We might be 27th in home Internet access worldwide, but Americans have two advantages over many other countries when it comes to WiFi: McDonalds and +Starbucks Coffee.  We have LOTS of McDonald's and Starbucks locations which offer free WiFi.  In fact, many businesses offer free WiFi.  When we rolled out our first batch of iPads to 1,500 students I created a digital map of the local businesses that offer free WiFi to help show our school board that even if our students do not have the Internet at home that they would still have many options for staying connected.  That map was small, it only covered part of our geographical borders, and it only included locations that I knew for a fact had wi-fi.  It simply was not accurate. Our five high schools serve towns with a combined population of over 200,000 which makes creating and maintaining a WiFi map very labor intensive.

Free WiFi Finder
An app called Free Wi-Fi Finder has replaced that small, outdated map.  You can search for free WiFi by entering an address into the search box or by letting it search based on your current location.  It produces a map with the location of free WiFi locations marked with green arrows.  Each location lists the name, address, and phone number of the business where WiFi can be found for free.

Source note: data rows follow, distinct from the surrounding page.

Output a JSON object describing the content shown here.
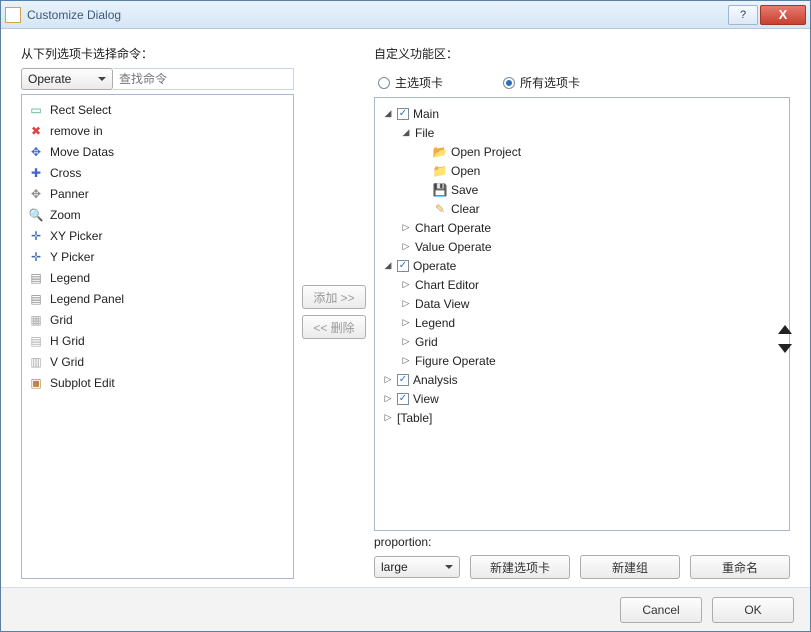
{
  "window": {
    "title": "Customize Dialog",
    "help": "?",
    "close": "X"
  },
  "left": {
    "label": "从下列选项卡选择命令：",
    "dropdown": "Operate",
    "search_placeholder": "查找命令",
    "items": [
      {
        "label": "Rect Select",
        "icon": "▭",
        "color": "#4a8"
      },
      {
        "label": "remove in",
        "icon": "✖",
        "color": "#d44"
      },
      {
        "label": "Move Datas",
        "icon": "✥",
        "color": "#46c"
      },
      {
        "label": "Cross",
        "icon": "✚",
        "color": "#46c"
      },
      {
        "label": "Panner",
        "icon": "✥",
        "color": "#888"
      },
      {
        "label": "Zoom",
        "icon": "🔍",
        "color": "#555"
      },
      {
        "label": "XY Picker",
        "icon": "✛",
        "color": "#36a"
      },
      {
        "label": "Y Picker",
        "icon": "✛",
        "color": "#36a"
      },
      {
        "label": "Legend",
        "icon": "▤",
        "color": "#888"
      },
      {
        "label": "Legend Panel",
        "icon": "▤",
        "color": "#888"
      },
      {
        "label": "Grid",
        "icon": "▦",
        "color": "#aaa"
      },
      {
        "label": "H Grid",
        "icon": "▤",
        "color": "#aaa"
      },
      {
        "label": "V Grid",
        "icon": "▥",
        "color": "#aaa"
      },
      {
        "label": "Subplot Edit",
        "icon": "▣",
        "color": "#b84"
      }
    ]
  },
  "mid": {
    "add": "添加 >>",
    "remove": "<< 删除"
  },
  "right": {
    "label": "自定义功能区：",
    "radio_main": "主选项卡",
    "radio_all": "所有选项卡",
    "tree": {
      "main": "Main",
      "file": "File",
      "file_children": [
        {
          "label": "Open Project",
          "icon": "📂",
          "color": "#e6a23c"
        },
        {
          "label": "Open",
          "icon": "📁",
          "color": "#e6a23c"
        },
        {
          "label": "Save",
          "icon": "💾",
          "color": "#5a7fd0"
        },
        {
          "label": "Clear",
          "icon": "✎",
          "color": "#d4a24c"
        }
      ],
      "main_children": [
        "Chart Operate",
        "Value Operate"
      ],
      "operate": "Operate",
      "operate_children": [
        "Chart Editor",
        "Data View",
        "Legend",
        "Grid",
        "Figure Operate"
      ],
      "roots_tail": [
        "Analysis",
        "View",
        "[Table]"
      ]
    },
    "proportion_label": "proportion:",
    "proportion_value": "large",
    "new_tab": "新建选项卡",
    "new_group": "新建组",
    "rename": "重命名"
  },
  "footer": {
    "cancel": "Cancel",
    "ok": "OK"
  }
}
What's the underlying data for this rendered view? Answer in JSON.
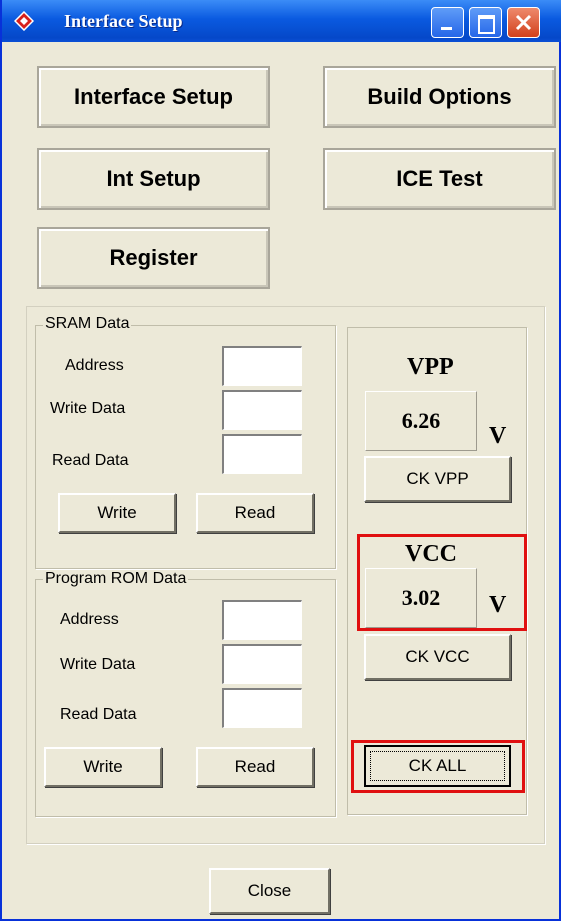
{
  "window": {
    "title": "Interface Setup",
    "icon": "diamond-app-icon"
  },
  "titlebar_buttons": [
    "minimize-icon",
    "maximize-icon",
    "close-icon"
  ],
  "top_buttons": {
    "interface_setup": "Interface Setup",
    "build_options": "Build Options",
    "int_setup": "Int Setup",
    "ice_test": "ICE Test",
    "register": "Register"
  },
  "sram": {
    "title": "SRAM Data",
    "address_label": "Address",
    "write_data_label": "Write Data",
    "read_data_label": "Read Data",
    "address": "",
    "write_data": "",
    "read_data": "",
    "write_button": "Write",
    "read_button": "Read"
  },
  "program_rom": {
    "title": "Program ROM Data",
    "address_label": "Address",
    "write_data_label": "Write Data",
    "read_data_label": "Read Data",
    "address": "",
    "write_data": "",
    "read_data": "",
    "write_button": "Write",
    "read_button": "Read"
  },
  "vpp": {
    "label": "VPP",
    "value": "6.26",
    "unit": "V",
    "button": "CK VPP"
  },
  "vcc": {
    "label": "VCC",
    "value": "3.02",
    "unit": "V",
    "button": "CK VCC"
  },
  "ck_all_button": "CK ALL",
  "close_button": "Close",
  "colors": {
    "highlight": "#e01010",
    "face": "#ece9d8",
    "titlebar": "#0a5ae0"
  }
}
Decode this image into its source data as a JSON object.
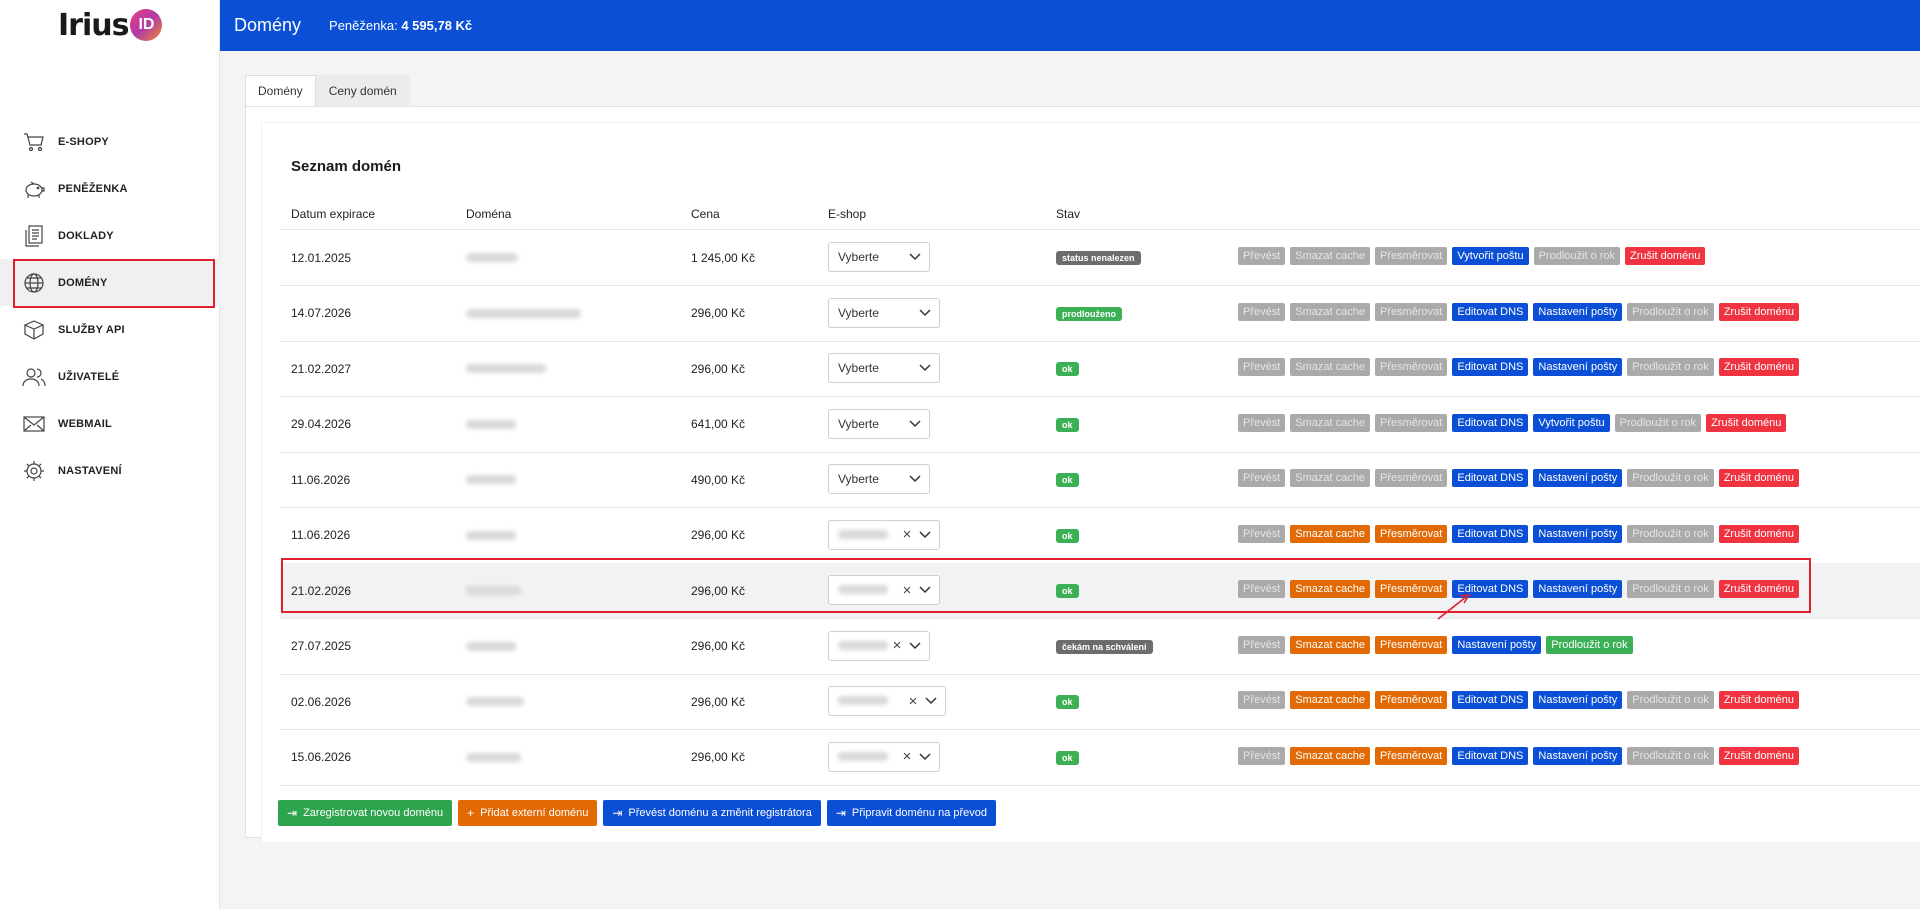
{
  "brand": {
    "logo_text": "Irius",
    "logo_badge": "ID"
  },
  "topbar": {
    "title": "Domény",
    "wallet_label": "Peněženka:",
    "wallet_value": "4 595,78 Kč"
  },
  "sidebar": {
    "items": [
      {
        "label": "E-SHOPY",
        "icon": "cart-icon"
      },
      {
        "label": "PENĚŽENKA",
        "icon": "piggy-bank-icon"
      },
      {
        "label": "DOKLADY",
        "icon": "documents-icon"
      },
      {
        "label": "DOMÉNY",
        "icon": "globe-icon",
        "active": true
      },
      {
        "label": "SLUŽBY API",
        "icon": "box-icon"
      },
      {
        "label": "UŽIVATELÉ",
        "icon": "users-icon"
      },
      {
        "label": "WEBMAIL",
        "icon": "envelope-icon"
      },
      {
        "label": "NASTAVENÍ",
        "icon": "gear-icon"
      }
    ]
  },
  "tabs": [
    {
      "label": "Domény",
      "active": true
    },
    {
      "label": "Ceny domén",
      "active": false
    }
  ],
  "table": {
    "title": "Seznam domén",
    "headers": {
      "expiry": "Datum expirace",
      "domain": "Doména",
      "price": "Cena",
      "eshop": "E-shop",
      "status": "Stav"
    },
    "select_placeholder": "Vyberte",
    "rows": [
      {
        "expiry": "12.01.2025",
        "price": "1 245,00 Kč",
        "eshop_selected": false,
        "status": "status nenalezen",
        "status_color": "#6c6c6c",
        "actions": [
          "Převést",
          "Smazat cache",
          "Přesměrovat",
          "Vytvořit poštu",
          "Prodloužit o rok",
          "Zrušit doménu"
        ],
        "action_styles": [
          "dis",
          "dis",
          "dis",
          "blu",
          "dis",
          "red"
        ]
      },
      {
        "expiry": "14.07.2026",
        "price": "296,00 Kč",
        "eshop_selected": false,
        "status": "prodlouženo",
        "status_color": "#3cb054",
        "actions": [
          "Převést",
          "Smazat cache",
          "Přesměrovat",
          "Editovat DNS",
          "Nastavení pošty",
          "Prodloužit o rok",
          "Zrušit doménu"
        ],
        "action_styles": [
          "dis",
          "dis",
          "dis",
          "blu",
          "blu",
          "dis",
          "red"
        ]
      },
      {
        "expiry": "21.02.2027",
        "price": "296,00 Kč",
        "eshop_selected": false,
        "status": "ok",
        "status_color": "#3cb054",
        "actions": [
          "Převést",
          "Smazat cache",
          "Přesměrovat",
          "Editovat DNS",
          "Nastavení pošty",
          "Prodloužit o rok",
          "Zrušit doménu"
        ],
        "action_styles": [
          "dis",
          "dis",
          "dis",
          "blu",
          "blu",
          "dis",
          "red"
        ]
      },
      {
        "expiry": "29.04.2026",
        "price": "641,00 Kč",
        "eshop_selected": false,
        "status": "ok",
        "status_color": "#3cb054",
        "actions": [
          "Převést",
          "Smazat cache",
          "Přesměrovat",
          "Editovat DNS",
          "Vytvořit poštu",
          "Prodloužit o rok",
          "Zrušit doménu"
        ],
        "action_styles": [
          "dis",
          "dis",
          "dis",
          "blu",
          "blu",
          "dis",
          "red"
        ]
      },
      {
        "expiry": "11.06.2026",
        "price": "490,00 Kč",
        "eshop_selected": false,
        "status": "ok",
        "status_color": "#3cb054",
        "actions": [
          "Převést",
          "Smazat cache",
          "Přesměrovat",
          "Editovat DNS",
          "Nastavení pošty",
          "Prodloužit o rok",
          "Zrušit doménu"
        ],
        "action_styles": [
          "dis",
          "dis",
          "dis",
          "blu",
          "blu",
          "dis",
          "red"
        ]
      },
      {
        "expiry": "11.06.2026",
        "price": "296,00 Kč",
        "eshop_selected": true,
        "status": "ok",
        "status_color": "#3cb054",
        "actions": [
          "Převést",
          "Smazat cache",
          "Přesměrovat",
          "Editovat DNS",
          "Nastavení pošty",
          "Prodloužit o rok",
          "Zrušit doménu"
        ],
        "action_styles": [
          "dis",
          "org",
          "org",
          "blu",
          "blu",
          "dis",
          "red"
        ]
      },
      {
        "expiry": "21.02.2026",
        "price": "296,00 Kč",
        "eshop_selected": true,
        "highlighted": true,
        "status": "ok",
        "status_color": "#3cb054",
        "actions": [
          "Převést",
          "Smazat cache",
          "Přesměrovat",
          "Editovat DNS",
          "Nastavení pošty",
          "Prodloužit o rok",
          "Zrušit doménu"
        ],
        "action_styles": [
          "dis",
          "org",
          "org",
          "blu",
          "blu",
          "dis",
          "red"
        ]
      },
      {
        "expiry": "27.07.2025",
        "price": "296,00 Kč",
        "eshop_selected": true,
        "status": "čekám na schválení",
        "status_color": "#6c6c6c",
        "actions": [
          "Převést",
          "Smazat cache",
          "Přesměrovat",
          "Nastavení pošty",
          "Prodloužit o rok"
        ],
        "action_styles": [
          "dis",
          "org",
          "org",
          "blu",
          "grn"
        ]
      },
      {
        "expiry": "02.06.2026",
        "price": "296,00 Kč",
        "eshop_selected": true,
        "status": "ok",
        "status_color": "#3cb054",
        "actions": [
          "Převést",
          "Smazat cache",
          "Přesměrovat",
          "Editovat DNS",
          "Nastavení pošty",
          "Prodloužit o rok",
          "Zrušit doménu"
        ],
        "action_styles": [
          "dis",
          "org",
          "org",
          "blu",
          "blu",
          "dis",
          "red"
        ]
      },
      {
        "expiry": "15.06.2026",
        "price": "296,00 Kč",
        "eshop_selected": true,
        "status": "ok",
        "status_color": "#3cb054",
        "actions": [
          "Převést",
          "Smazat cache",
          "Přesměrovat",
          "Editovat DNS",
          "Nastavení pošty",
          "Prodloužit o rok",
          "Zrušit doménu"
        ],
        "action_styles": [
          "dis",
          "org",
          "org",
          "blu",
          "blu",
          "dis",
          "red"
        ]
      }
    ]
  },
  "bottom_buttons": [
    {
      "label": "Zaregistrovat novou doménu",
      "color": "#2ea44f",
      "icon": "sign-in-icon"
    },
    {
      "label": "Přidat externí doménu",
      "color": "#e26a05",
      "icon": "plus-icon"
    },
    {
      "label": "Převést doménu a změnit registrátora",
      "color": "#0a4fd6",
      "icon": "sign-in-icon"
    },
    {
      "label": "Připravit doménu na převod",
      "color": "#0a4fd6",
      "icon": "sign-in-icon"
    }
  ]
}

A 26MB download of its database will allow you to search for free WiFi even when you are not connected to the Internet. This allows students to go home where there is not Internet but use the app to find the closest free WiFi location to his house

The Free Wi-Fi Finder app claims to work in other counties, but my colleague's search for free WiFi in Jamaica, his spring break destination, yielded zero results.  The app relies on its users to enter new locations, so it looks like when he arrives he is going to have to tag the free WiFi zones for the rest of us.

Now if only I could get my grandparents on the Internet. Since they won’t be leaving the house, the Free Wi-Fi Finder app will not help them very much. It looks like I will have to buy them an Xbox One to keep them connected to the rest of the family.